La dolce dittatura della nuova democrazia

11 Mag 08

Eugenio Scalfari

Con quello che capita nel mondo e soprattutto nel Medio Oriente, terra rivierasca del lago Mediterraneo, verrebbe voglia di sorvolare sui fatti di casa nostra, i primi passi del Berlusconi-Quater, il governo-ombra del Partito democratico, l’eterno duello eternamente smentito tra Veltroni e D’Alema. A paragone dell’orizzonte planetario sono cosette di provincia, ma quella provincia è casa nostra e quindi ci tocca da vicino. Ne va dei nostri interessi, delle nostre convinzioni e delle nostre speranze.

L’impatto della crisi libanese provocata da Hezbollah e di quella israeliano-palestinese provocata da Hamas è comunque troppo violento per esser trascurato. Per di più abbiamo in Libano un contingente di tremila soldati, la nostra più importante missione militare la cui sorte condizionerà inevitabilmente le altre nostre presenze all’estero a cominciare da quella in Afghanistan.

A questo punto si pone la prima domanda: esiste un legame strategico tra le iniziative militari e politiche di Hezbollah e quelle di Hamas? E – seconda domanda – si tratta di iniziative autonome o ispirate dall’esterno? C’è un’indubbia affinità tra quei due movimenti: entrambi hanno caratteristiche strutturali nei rispettivi teatri d’operazione; entrambi sono al tempo stesso milizie armate e strutture assistenziali, educative, sociali.
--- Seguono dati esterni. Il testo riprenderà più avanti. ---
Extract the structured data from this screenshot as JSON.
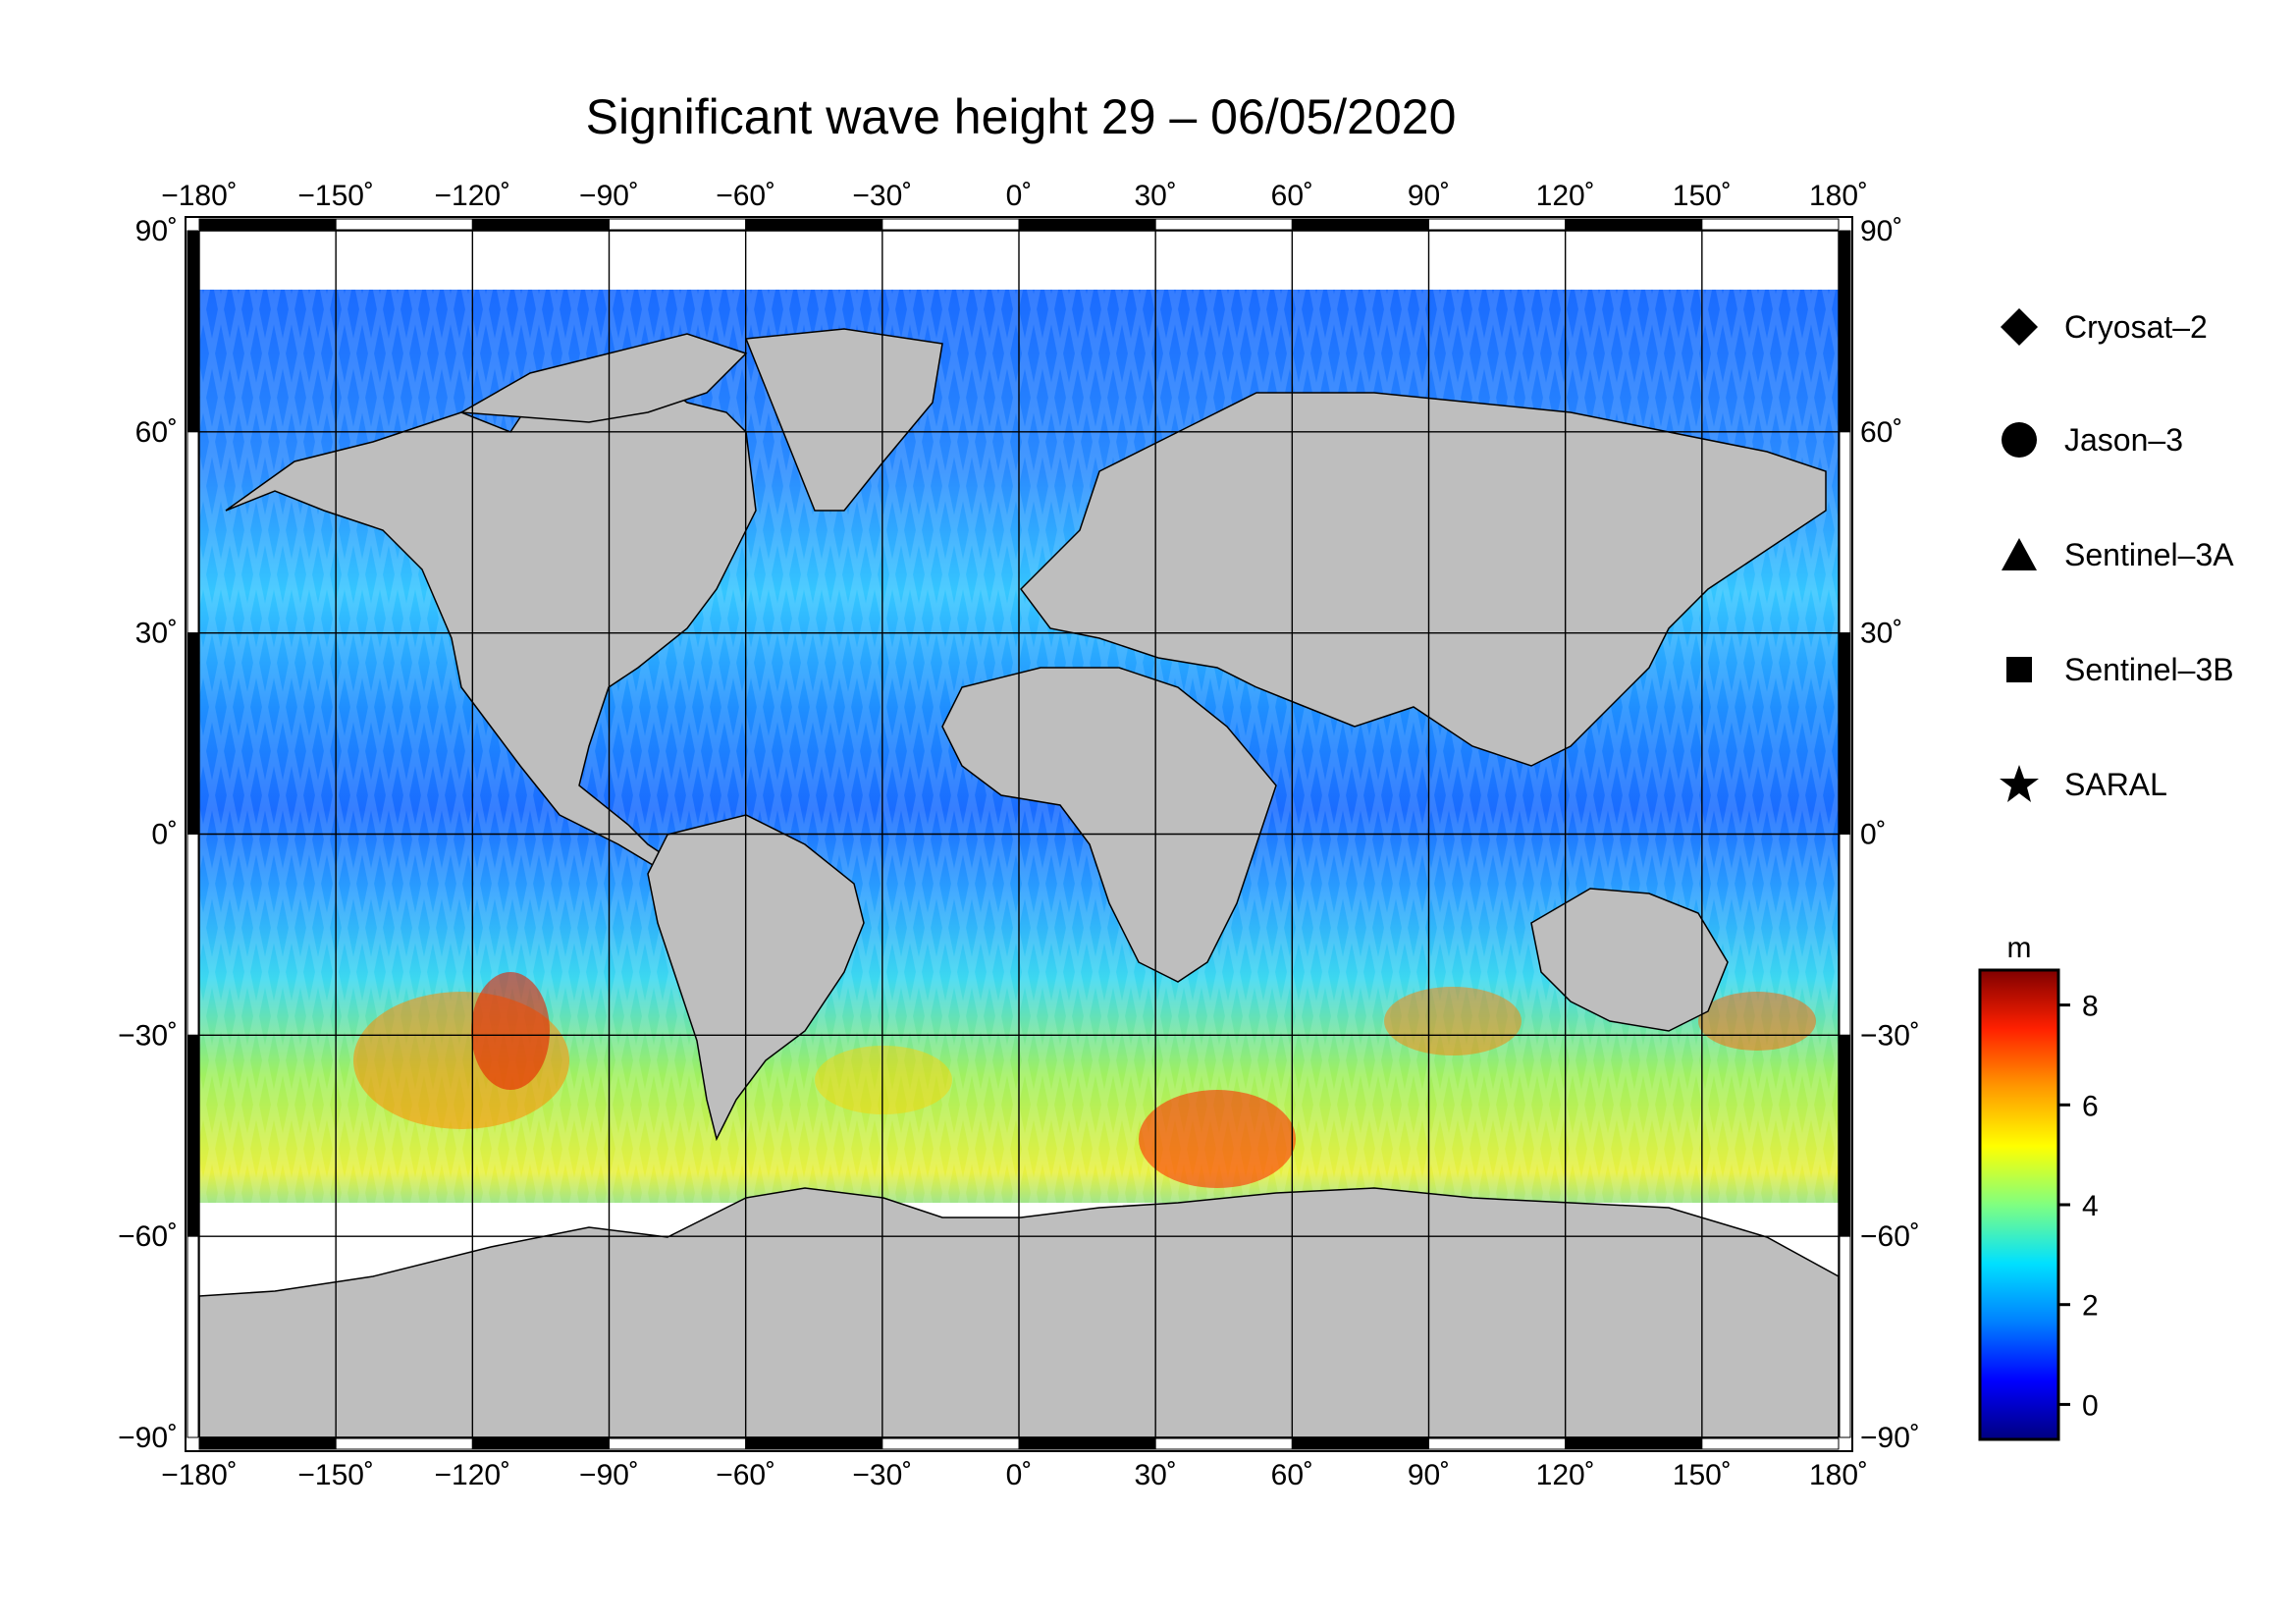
{
  "title": "Significant wave height 29 – 06/05/2020",
  "map": {
    "lon_ticks": [
      -180,
      -150,
      -120,
      -90,
      -60,
      -30,
      0,
      30,
      60,
      90,
      120,
      150,
      180
    ],
    "lat_ticks": [
      90,
      60,
      30,
      0,
      -30,
      -60,
      -90
    ],
    "degree_symbol": "˚",
    "land_color": "#bebebe",
    "ice_color": "#ffffff",
    "grid_color": "#000000"
  },
  "legend": {
    "items": [
      {
        "label": "Cryosat–2",
        "marker": "diamond"
      },
      {
        "label": "Jason–3",
        "marker": "circle"
      },
      {
        "label": "Sentinel–3A",
        "marker": "triangle"
      },
      {
        "label": "Sentinel–3B",
        "marker": "square"
      },
      {
        "label": "SARAL",
        "marker": "star"
      }
    ]
  },
  "colorbar": {
    "unit": "m",
    "ticks": [
      8,
      6,
      4,
      2,
      0
    ],
    "range": [
      -0.7,
      8.7
    ],
    "colors": [
      "#000080",
      "#0000ff",
      "#0080ff",
      "#00e0ff",
      "#80ff80",
      "#ffff00",
      "#ff9900",
      "#ff2000",
      "#800000"
    ]
  }
}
Anche religiose, soprattutto per quanto riguarda Hezbollah.

Probabilmente Hamas ha in se stessa la sua referenza ideologica e politica ma subisce ovviamente un forte condizionamento dal contesto della regione; la tuttora mancata pacificazione irachena e la presenza da ormai cinque anni di un’armata americana impantanata dalla guerriglia sciita e sunnita tra Bagdad e Bassora ha impedito il rafforzamento dell’Autorità palestinese favorendo invece il nazionalismo di Hamas e la sua identificazione con il panarabismo radicale e con il terrorismo.
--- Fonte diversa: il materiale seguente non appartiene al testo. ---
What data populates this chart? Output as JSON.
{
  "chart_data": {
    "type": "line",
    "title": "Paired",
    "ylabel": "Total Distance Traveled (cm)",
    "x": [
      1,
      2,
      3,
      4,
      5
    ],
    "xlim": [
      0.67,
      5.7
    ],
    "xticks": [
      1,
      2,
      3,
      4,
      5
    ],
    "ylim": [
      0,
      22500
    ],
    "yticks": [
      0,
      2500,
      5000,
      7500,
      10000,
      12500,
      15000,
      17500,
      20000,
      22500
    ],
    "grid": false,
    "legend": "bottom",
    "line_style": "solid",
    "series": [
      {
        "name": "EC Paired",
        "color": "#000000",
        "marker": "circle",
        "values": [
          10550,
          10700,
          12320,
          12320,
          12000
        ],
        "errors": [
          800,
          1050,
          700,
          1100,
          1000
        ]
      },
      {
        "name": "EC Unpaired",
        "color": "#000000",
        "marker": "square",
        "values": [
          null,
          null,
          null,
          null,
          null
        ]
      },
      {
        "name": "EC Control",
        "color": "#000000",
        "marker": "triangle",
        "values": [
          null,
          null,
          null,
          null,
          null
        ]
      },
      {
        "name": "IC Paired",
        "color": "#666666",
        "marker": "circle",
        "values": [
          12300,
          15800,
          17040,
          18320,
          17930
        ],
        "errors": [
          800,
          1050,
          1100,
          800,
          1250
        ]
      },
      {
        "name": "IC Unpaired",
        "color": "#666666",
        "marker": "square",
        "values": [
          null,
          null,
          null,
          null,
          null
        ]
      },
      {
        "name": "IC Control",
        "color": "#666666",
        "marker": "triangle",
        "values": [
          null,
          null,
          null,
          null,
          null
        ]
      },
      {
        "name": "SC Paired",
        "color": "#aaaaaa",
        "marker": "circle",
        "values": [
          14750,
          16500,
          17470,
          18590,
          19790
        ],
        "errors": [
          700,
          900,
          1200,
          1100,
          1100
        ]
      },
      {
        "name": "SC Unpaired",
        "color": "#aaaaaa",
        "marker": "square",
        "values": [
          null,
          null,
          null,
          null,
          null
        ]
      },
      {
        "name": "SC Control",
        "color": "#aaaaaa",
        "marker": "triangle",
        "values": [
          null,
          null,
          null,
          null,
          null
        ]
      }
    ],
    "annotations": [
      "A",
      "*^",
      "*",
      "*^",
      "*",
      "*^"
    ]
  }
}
Per Hezbollah il fattore religioso ha sempre giocato un ruolo primario; il vincolo sciita ha progressivamente spostato la sua dipendenza da Damasco a Teheran. Allo stato attuale si gioca sullo scacchiere libanese una triplice partita: quella d’una grande Siria in funzione antisraeliana, quella d’un blocco sciita contro i governi arabi filo-americani e quella di un nazionalismo libanese come nuova potenza islamica e mediterranea.

In un quadro così complesso emerge drammaticamente l’assenza d’una politica unitaria europea e la pochezza della politica mediorientale americana. Emerge altresì la catena di errori commessi dai governi d’Israele dalla fondazione di quello Stato fino ad oggi: sessant’anni di occasioni perdute, una guerra diventata endemica, l’evocazione dal nulla d’una nazione palestinese inesistente sessant’anni fa e il miraggio d’una pace che si allontana sempre di più. La formula “due paesi due Stati” ha un fascino lessicale che corrisponde sempre meno alla realtà.

Il solo modo di realizzarla sarebbe quello di collocarla in un quadro internazionale sponsorizzato dall’Onu, dalla Nato e dall’Unione europea, impensabile tuttavia fino a quando l’Europa non disponga di istituzioni federali e di una sua politica estera e militare. Siamo cioè più nel regno dei sogni che in quello della realtà.

Nel frattempo il nuovo governo italiano si è installato ed è iniziata la quarta reincarnazione berlusconiana all’insegna di una dolce dittatura, come abbiamo già avuto modo di scrivere domenica scorsa.
Dittatura dolce è un ossimoro con il quale cerchiamo di configurare un’entità politica inconsueta ma reale. Ci sono due polarità nel Berlusconi-Quater, che si confronteranno tra loro nei prossimi cinque anni e che convivono all’interno del triumvirato Forza Italia-An-Lega ma perfino all’interno di ciascuno dei tre partiti alleati. Convivono addirittura nella personalità dei tre leader e dei loro stati maggiori.

Il “lider maximo” è probabilmente il più consapevole di questa duplice polarità e della blindatura zuccherosa che è l’immagine più realistica del governo testé insediato. Per questa ragione egli ha privilegiato la compattezza sul prestigio collocando nei dicasteri e nelle posizioni più sensibili persone clonate sulla fedeltà al capo piuttosto che sul prestigio e sulla competenza.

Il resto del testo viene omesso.